The next step may be to check the transmitter itself by testing it on a different frequency. Biffle’s system permits him to switch to an auxiliary transmitter to perform this test. “We have a 16-unit system with two banks of channels,” Biffle says. “Each channel is capable of processing a primary and an auxiliary transmitter, so if there are problems on one channel, I can switch to the auxiliary channel with a few keystrokes to test a known signal. If the auxiliary transmitter works, then the problem resides in the primary transmitter.”
If the problem still exists, then the solution is elsewhere. Biffle next checks the frequency and receiver end by testing the transmitter on a different frequency. “Each receiver card in my system processes four channels, so if the transmitter doesn’t work on channels one through four, but does operate on five through eight, then the board in the PC that is processing the bad channels is probably the problem,” Biffle says.

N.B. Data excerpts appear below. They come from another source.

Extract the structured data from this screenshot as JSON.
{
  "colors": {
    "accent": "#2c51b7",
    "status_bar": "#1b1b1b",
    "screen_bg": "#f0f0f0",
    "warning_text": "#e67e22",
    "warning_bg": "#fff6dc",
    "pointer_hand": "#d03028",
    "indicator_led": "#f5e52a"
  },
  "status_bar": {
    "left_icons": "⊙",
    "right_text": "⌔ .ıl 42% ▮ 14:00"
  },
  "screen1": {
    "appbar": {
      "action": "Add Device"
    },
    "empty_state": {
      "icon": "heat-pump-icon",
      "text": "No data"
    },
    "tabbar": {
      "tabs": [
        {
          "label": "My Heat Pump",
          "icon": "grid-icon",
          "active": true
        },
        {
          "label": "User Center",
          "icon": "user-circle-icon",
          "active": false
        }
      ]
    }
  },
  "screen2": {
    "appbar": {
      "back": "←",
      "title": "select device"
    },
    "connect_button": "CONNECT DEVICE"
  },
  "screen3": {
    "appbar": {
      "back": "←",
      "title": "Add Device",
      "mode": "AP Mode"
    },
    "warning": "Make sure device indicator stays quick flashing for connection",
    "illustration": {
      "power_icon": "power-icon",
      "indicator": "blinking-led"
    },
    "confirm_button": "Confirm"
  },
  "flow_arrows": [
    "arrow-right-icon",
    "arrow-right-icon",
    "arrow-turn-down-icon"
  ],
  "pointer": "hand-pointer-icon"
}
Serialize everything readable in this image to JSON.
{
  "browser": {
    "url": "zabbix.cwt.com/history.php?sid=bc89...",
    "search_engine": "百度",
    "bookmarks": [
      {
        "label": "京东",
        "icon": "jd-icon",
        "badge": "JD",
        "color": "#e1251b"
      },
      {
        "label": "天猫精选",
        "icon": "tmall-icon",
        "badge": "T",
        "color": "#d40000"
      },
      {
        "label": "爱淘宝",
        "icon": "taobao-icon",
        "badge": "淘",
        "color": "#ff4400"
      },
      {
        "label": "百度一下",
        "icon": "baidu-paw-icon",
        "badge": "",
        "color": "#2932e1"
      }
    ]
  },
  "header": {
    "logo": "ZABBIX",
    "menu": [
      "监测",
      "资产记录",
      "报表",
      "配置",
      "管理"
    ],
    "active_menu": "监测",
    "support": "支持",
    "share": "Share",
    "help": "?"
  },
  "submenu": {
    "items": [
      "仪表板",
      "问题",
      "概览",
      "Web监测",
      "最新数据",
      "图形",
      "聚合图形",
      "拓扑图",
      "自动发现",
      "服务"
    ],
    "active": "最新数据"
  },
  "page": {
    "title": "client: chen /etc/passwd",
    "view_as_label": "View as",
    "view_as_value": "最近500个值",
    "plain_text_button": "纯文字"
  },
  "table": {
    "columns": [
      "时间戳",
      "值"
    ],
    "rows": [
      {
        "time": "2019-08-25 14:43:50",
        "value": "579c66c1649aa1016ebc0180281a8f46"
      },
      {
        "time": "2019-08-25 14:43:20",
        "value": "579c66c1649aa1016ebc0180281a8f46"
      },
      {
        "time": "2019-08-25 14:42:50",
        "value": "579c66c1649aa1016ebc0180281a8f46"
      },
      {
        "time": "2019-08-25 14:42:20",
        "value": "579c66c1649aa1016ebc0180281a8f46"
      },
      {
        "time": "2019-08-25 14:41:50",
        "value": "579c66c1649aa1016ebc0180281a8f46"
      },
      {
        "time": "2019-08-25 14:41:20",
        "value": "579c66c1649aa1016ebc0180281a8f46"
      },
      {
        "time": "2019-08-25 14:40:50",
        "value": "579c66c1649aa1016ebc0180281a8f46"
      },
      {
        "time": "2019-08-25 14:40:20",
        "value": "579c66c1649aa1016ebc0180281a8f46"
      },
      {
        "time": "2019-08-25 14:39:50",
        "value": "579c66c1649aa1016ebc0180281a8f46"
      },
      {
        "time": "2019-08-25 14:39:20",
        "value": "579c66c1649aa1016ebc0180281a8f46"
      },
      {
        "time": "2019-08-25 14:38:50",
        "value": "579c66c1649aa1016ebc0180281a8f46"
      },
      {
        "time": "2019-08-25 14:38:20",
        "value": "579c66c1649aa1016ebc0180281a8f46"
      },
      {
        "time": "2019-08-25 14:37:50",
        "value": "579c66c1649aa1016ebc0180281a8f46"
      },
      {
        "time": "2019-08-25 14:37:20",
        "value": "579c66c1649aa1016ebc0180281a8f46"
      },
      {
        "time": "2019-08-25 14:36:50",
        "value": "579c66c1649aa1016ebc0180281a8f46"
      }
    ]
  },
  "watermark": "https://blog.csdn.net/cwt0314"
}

If the problem is found on all 16 channels, then the antenna system may be the cause. “You have to judge if you are getting what you are expecting to see,” Biffle says. He suggests that many times users expect more out of a system than is possible, so it is up to the biomed to know how a system is supposed to be used, what it is capable of, and to relay that information to the users. And when the system is not performing to these specifications, then it is a process of elimination to discover why.